Брат тулузского графа так опешил, что в глазах его — карих, как и у Раймона, совершенно провансальских глазах, все это отмечали — мелькнула растерянность. Взял предложенный кубок, вылил в рот содержимое (отравит, как молодого Тренкавеля в темнице, мелькнула глупая мысль. На самом деле Бодуэн никогда не верил байкам про отравление бедного виконта Каркассонского — смерть Раймона-Роже можно было при желании подстроить куда проще и быстрее, да так, чтобы не вызвать ни малейших толков. Чего только народ с горя не придумает — лишь бы не признавать, что сеньор их помер от отчаяния и бессилия, а даже не от плохой кормежки в подвале собственного замка.) Как хорошо — холодное вино в этой жуткой палатке, где потолок сочится жаром! Главное только не захмелеть, главное — соображать и выглядеть так, будто от тебя что-то зависит. Не для Монфора (он не дурак, понимает, как все на самом деле) — для себя.
— При дворе, да.
— Тогда, считай, мы были соседями.
Французский Бодуэна — чистый, чище даже, чем провансальский: все-таки первый язык, тот, на котором говорил с самого детства, и вплоть до тридцати лет. А приятно, можно сказать, поговорить по-французски после того, как пятнадцать лет без перерыва коверкаешь себе язык романским наречием!
Раз уж Монфор говорит таким тоном — будто и в самом деле с соседом-бароном в Монфор-де-ль-Амори, ладно, мы и так можем.
— Вроде того, мессир Симон, вроде того.
— Так скажите мне, сир, — Монфор одним глотком выпил свое вино и налил еще, плотно обхватив горлышко кувшина медвежьей широченной лапой. — Объясните мне, барон, зачем вам это нужно? Зачем вы с этим связались?
Бодуэн, чувствуя по спине липкий холодок — холодок неожиданного унижения — сузил глаза до щелочек. Не может быть. Что за нелепость — он сидит в одной палатке с Монфором, с Симоном де Монфором, явившимся его осаждать, сидит за кубочком вина и обсуждает во всех подробностях главное сомнение своей жизни — зачем он здесь, кому он нужен здесь?

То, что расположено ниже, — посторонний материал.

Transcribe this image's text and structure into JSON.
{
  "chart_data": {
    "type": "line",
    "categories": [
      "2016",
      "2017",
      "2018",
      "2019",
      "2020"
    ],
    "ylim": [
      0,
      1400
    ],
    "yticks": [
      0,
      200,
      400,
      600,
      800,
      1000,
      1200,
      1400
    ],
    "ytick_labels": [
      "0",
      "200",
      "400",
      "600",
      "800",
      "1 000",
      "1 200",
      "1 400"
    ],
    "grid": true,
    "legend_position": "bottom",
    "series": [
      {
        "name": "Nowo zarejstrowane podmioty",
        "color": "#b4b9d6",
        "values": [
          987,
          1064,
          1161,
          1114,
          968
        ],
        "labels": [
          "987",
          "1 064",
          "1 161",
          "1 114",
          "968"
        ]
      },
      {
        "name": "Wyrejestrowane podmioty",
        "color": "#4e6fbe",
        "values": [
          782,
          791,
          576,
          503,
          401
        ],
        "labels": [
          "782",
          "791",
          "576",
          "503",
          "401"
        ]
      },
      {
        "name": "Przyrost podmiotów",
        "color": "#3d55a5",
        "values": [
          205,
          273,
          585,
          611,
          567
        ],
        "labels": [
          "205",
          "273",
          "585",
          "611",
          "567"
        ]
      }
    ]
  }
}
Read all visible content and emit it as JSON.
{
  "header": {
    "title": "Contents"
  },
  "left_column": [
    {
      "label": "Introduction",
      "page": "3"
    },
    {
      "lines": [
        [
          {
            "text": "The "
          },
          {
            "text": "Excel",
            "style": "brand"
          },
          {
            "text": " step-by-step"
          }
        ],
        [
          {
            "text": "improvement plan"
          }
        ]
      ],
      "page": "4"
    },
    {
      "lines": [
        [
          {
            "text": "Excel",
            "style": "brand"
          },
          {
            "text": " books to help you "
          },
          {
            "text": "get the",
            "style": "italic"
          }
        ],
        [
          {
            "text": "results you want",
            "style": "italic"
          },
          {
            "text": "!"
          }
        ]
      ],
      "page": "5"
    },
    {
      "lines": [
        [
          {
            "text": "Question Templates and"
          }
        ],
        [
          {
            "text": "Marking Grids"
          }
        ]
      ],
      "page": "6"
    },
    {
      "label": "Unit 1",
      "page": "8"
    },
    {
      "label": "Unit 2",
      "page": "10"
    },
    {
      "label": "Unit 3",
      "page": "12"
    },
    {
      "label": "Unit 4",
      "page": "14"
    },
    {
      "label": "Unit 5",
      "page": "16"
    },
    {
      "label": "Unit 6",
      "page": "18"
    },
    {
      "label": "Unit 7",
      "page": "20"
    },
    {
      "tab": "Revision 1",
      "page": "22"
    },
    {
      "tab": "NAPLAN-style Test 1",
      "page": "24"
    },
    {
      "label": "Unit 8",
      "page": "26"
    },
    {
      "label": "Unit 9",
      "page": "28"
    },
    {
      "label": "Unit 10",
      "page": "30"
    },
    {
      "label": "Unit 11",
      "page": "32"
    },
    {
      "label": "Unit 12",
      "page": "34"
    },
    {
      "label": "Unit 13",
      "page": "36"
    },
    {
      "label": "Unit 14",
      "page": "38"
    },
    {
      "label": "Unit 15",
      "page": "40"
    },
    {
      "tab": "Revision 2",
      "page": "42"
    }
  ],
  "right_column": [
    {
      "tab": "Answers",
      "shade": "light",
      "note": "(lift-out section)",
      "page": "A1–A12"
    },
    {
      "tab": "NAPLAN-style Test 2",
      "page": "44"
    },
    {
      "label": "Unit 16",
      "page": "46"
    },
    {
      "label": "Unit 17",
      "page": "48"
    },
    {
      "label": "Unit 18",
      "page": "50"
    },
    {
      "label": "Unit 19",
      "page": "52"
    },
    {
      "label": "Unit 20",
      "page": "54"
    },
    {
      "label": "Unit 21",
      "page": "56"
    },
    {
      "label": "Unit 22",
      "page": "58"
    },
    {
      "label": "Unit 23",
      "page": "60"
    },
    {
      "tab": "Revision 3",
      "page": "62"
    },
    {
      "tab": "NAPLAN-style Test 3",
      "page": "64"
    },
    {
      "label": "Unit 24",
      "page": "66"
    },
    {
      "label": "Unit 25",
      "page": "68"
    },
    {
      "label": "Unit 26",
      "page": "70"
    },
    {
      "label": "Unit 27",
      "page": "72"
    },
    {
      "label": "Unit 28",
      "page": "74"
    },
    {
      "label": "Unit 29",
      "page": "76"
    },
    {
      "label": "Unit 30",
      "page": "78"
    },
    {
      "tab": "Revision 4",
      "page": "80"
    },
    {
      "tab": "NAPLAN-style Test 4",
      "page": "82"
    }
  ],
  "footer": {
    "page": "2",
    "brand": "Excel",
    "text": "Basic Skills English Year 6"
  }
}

Наверняка тот имеет в виду нечто другое. Что угодно еще. Не надо было пить, если с утра не жрамши — сразу в голову ударяет.
— С чем это? Смею напомнить, я осады не затевал. Я... Мы с гарнизоном, понимаете ли, просто охраняли замок Монферран.
— Дурной замок, — просто сказал Монфор, не давая собеседнику времени возразить. Да и возразить было нечего — замок в самом деле дурной, слабо укрепленный, дыра дырой. Поэтому Бодуэн просто выпил, хотя только что твердо решил больше не пить. Привычный мир почему-то вздумал покатиться ко всем чертям — может, так оно и лучше, не особенно и хорош он был, привычный мир.
— Так скажите мне все-таки, — Монфор прямо и честно посмотрел ему в глаза и встретил такой же честный, ужасно усталый взгляд. — Зачем это вам? Христа ради, не притворяйтесь, что не поняли. Я не желаю вас унизить (если бы желал — давно бы уже унизил, подумал Бодуэн, не отводя усталых глаз, поэтому ничего, продолжай. Мне ведь, можно сказать, интересно. Зачем ты тут беседуешь со мной по душам вместо того, чтобы просто убить — может, я тебе нужен? В таком случае это даже лестно. Давно я не бывал кому-нибудь нужен в этих землях.)
— Зачем — что?
Монфор сделал широкий жест, указующий сразу на все — на Монферран, унылой шишкой из серого камня торчавший среди неуместно веселенькой зелени, на свое десятитысячное войско, толстым кольцом расположившееся вкруг, на заскорузлую от масла и проступившего пота кольчугу, которую Бодуэн не стал снимать перед выходом на переговоры... И еще каким-то странным образом он указывал своим жестом на графа Раймона.
— Это — все. Дурной замок Монферран, в котором вы, брат графа, сидите на положении простого коменданта. Шайка рутьеров, называемая вашим гарнизоном. Насколько мне известно, у вас в Тулузене нет своего фьефа. У вас, сына Раймона Пятого.
— Есть. Лотрек.
— А, Лотрек. Замок вашей жены. Понятно.
И в самом деле, понятно. Давно — да что там, никогда — Бодуэн не разговаривал ни с кем так откровенно, даже если учесть, что главный разговор велся не словами.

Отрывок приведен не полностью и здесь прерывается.